On peut donc dire sa foi en s’appuyant non sur une preuve de type historique, ou sur une promesse d’au-delà, mais sur le fait que Jésus fait vivre, parce qu’en l’être humain, il fait ce qu’il promet. Dans le doute maximum, c’est une sorte de preuve : c’est la preuve  « par moi »: oui, Jésus me sort de l’ornière, oui, il me libère, oui, il me rend heureuse. Ma foi est un salut.

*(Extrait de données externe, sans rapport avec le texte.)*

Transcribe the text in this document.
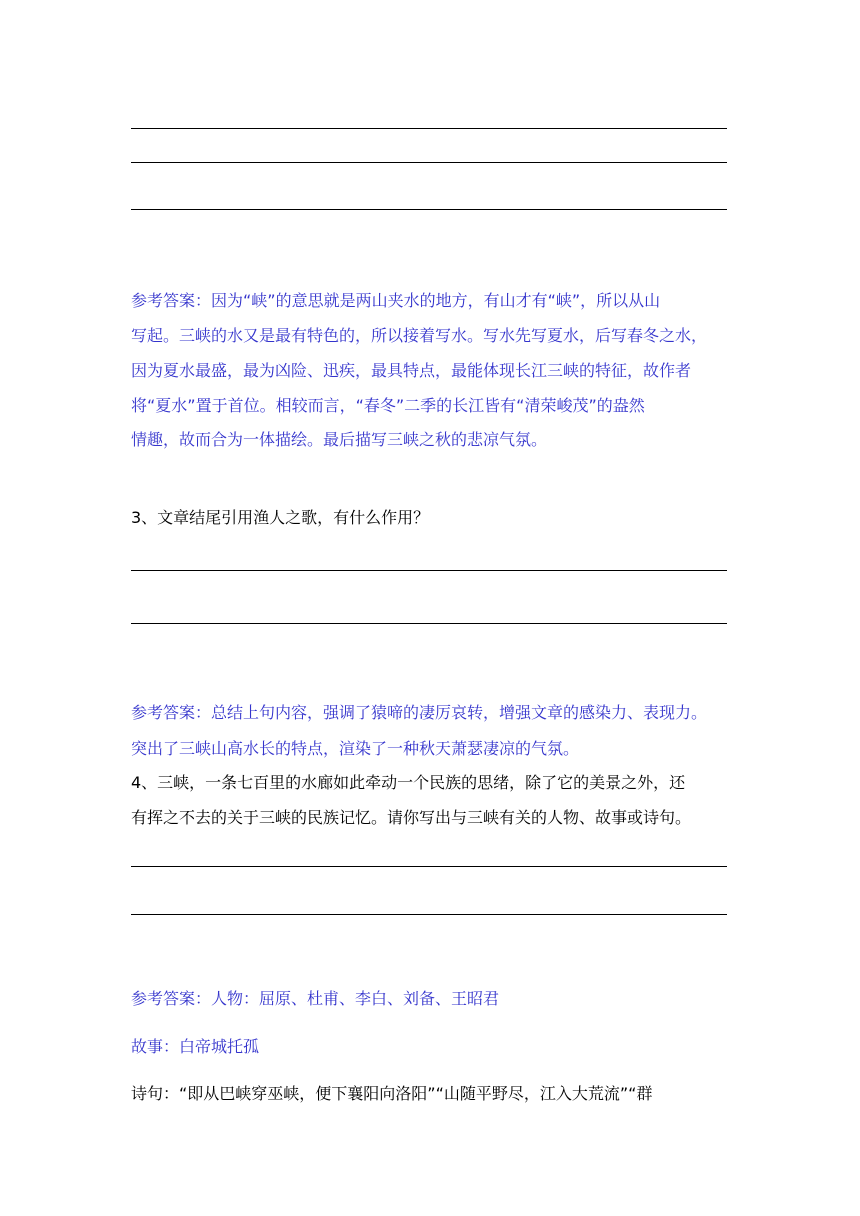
参考答案：因为“峡”的意思就是两山夹水的地方，有山才有“峡”，所以从山
写起。三峡的水又是最有特色的，所以接着写水。写水先写夏水，后写春冬之水，
因为夏水最盛，最为凶险、迅疾，最具特点，最能体现长江三峡的特征，故作者
将“夏水”置于首位。相较而言，“春冬”二季的长江皆有“清荣峻茂”的盎然
情趣，故而合为一体描绘。最后描写三峡之秋的悲凉气氛。
3、文章结尾引用渔人之歌，有什么作用？
参考答案：总结上句内容，强调了猿啼的凄厉哀转，增强文章的感染力、表现力。
突出了三峡山高水长的特点，渲染了一种秋天萧瑟凄凉的气氛。
4、三峡，一条七百里的水廊如此牵动一个民族的思绪，除了它的美景之外，还
有挥之不去的关于三峡的民族记忆。请你写出与三峡有关的人物、故事或诗句。
参考答案：人物：屈原、杜甫、李白、刘备、王昭君
故事：白帝城托孤
诗句：“即从巴峡穿巫峡，便下襄阳向洛阳”“山随平野尽，江入大荒流”“群
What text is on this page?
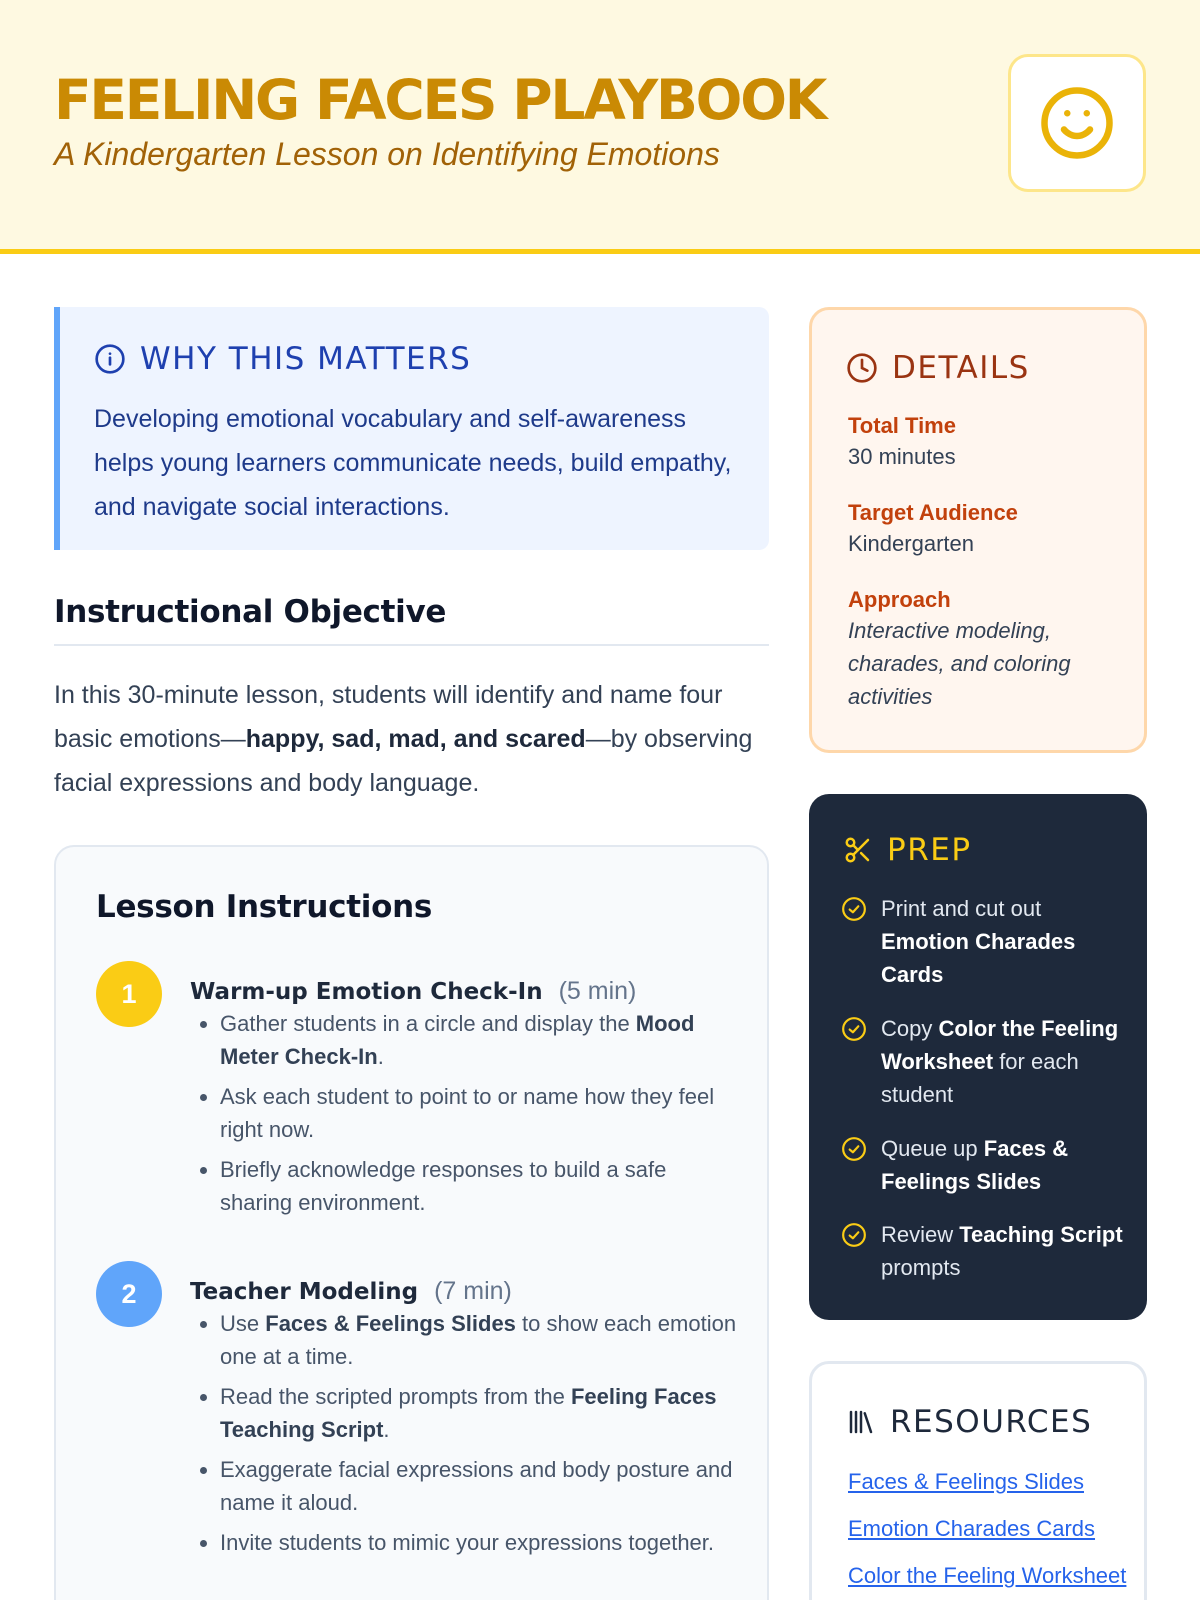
FEELING FACES PLAYBOOK
A Kindergarten Lesson on Identifying Emotions
WHY THIS MATTERS
Developing emotional vocabulary and self-awareness helps young learners communicate needs, build empathy, and navigate social interactions.
Instructional Objective
In this 30-minute lesson, students will identify and name four basic emotions—happy, sad, mad, and scared—by observing facial expressions and body language.
Lesson Instructions
1	Warm-up Emotion Check-In (5 min)
• Gather students in a circle and display the Mood Meter Check-In.
• Ask each student to point to or name how they feel right now.
• Briefly acknowledge responses to build a safe sharing environment.
2	Teacher Modeling (7 min)
• Use Faces & Feelings Slides to show each emotion one at a time.
• Read the scripted prompts from the Feeling Faces Teaching Script.
• Exaggerate facial expressions and body posture and name it aloud.
• Invite students to mimic your expressions together.
DETAILS
Total Time
30 minutes
Target Audience
Kindergarten
Approach
Interactive modeling, charades, and coloring activities
PREP
Print and cut out Emotion Charades Cards
Copy Color the Feeling Worksheet for each student
Queue up Faces & Feelings Slides
Review Teaching Script prompts
RESOURCES
Faces & Feelings Slides
Emotion Charades Cards
Color the Feeling Worksheet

Et si c’était autre chose qui me sortait de l’ornière, l’amour de mes proches, l’État providence, le médecin, le psy… etc ? Tant mieux. Mais si je persiste à rattacher ces causes secondes à une cause première, qui serait cette fois, le Christ, en tant qu’envoyé du Père, c’est parce qu’il y a autre chose qui me fait m’y référer.

Jésus dit qui est l’être humain.

La vie de Jésus est une vie d’homme accompli. Qu’a-t-elle de prodigieusement fondateur et nécessaire ? Elle dit que l’être humain ne peut vivre sans le don à autrui. Sur la croix, Jésus donne sa vie, par esprit fraternel. Non pour satisfaire un Père courroucé ou autoritaire, mais parce qu’en sillonnant les sentiers de Galilée, il a mis des êtres humains debout. Il a fait le bien. Le problème devant lequel on bute toujours et encore, c’est de savoir pourquoi le bien a été insupportable aux fonctionnaires du Temple, assis sur leurs privilèges, leur légalisme et leurs taxes, la fameuse taxe du Temple obtenue en culpabilisant le peuple. Jésus a libéré l’être humain de toutes ces étroitesses, il a dépassé l’apparence pour aller au cœur, vers ce qui fait vivre.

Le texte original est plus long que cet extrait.